Un vaste élan de solidarité s’est alors créé autour de ce petit bonhomme grâce notamment à l’association vénissiane Aider son prochain, qui n’en est pas à son coup d’essai ! Avec une soixantaine de bénévoles, tous se sont démenés pour trouver l’argent nécessaire pour l’intervention. Diverses manifestations ont été organisées, dont un important gala de solidarité à la Maison des fêtes et des familles vendredi dernier, animé par l’association Nid du Charréard. Deux cents personnes y ont participé, dont de nombreux élus. Au programme : rap, danse, humour, et des animations pour les enfants. Un buffet copieux était proposé, tous les produits ayant été offerts par des commerçants de Vénissieux.

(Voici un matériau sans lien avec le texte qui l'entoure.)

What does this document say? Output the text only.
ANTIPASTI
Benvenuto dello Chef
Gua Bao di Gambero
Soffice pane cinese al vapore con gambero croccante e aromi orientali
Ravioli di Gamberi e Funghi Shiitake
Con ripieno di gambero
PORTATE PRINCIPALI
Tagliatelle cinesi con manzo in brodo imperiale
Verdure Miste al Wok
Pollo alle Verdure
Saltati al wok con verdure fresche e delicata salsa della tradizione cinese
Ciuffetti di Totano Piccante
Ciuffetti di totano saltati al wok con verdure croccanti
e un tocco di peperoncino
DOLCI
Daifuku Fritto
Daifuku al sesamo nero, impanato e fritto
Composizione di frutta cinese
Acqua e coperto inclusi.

“Avant le gala, nous avions 25000 euros et ce soir c’est tout bon ! se réjouit Sonia, la présidente d’ASP. Nous avons collecté les 9000 euros qu’il manquait. Haroune va entrer à l’hôpital le 6 décembre. Il sera opéré le lendemain.” 

Tout en sourire et en malice, le garçonnet était présent au début du gala. “Je ne m’attendais pas à une telle solidarité, témoigne sa maman. Je suis heureuse mais aussi très stressée. Je ne pensais pas que, sur terre, il pouvait exister des gens qui allaient aider les étrangers. Mes trois autres enfants sont restés avec leur papa chez nous, près de Sétif. Haroune est mon petit dernier. Il est plein de vie ! J’ai hâte de rentrer à M’Sila avec lui en pleine forme. Je remercie tout le monde.”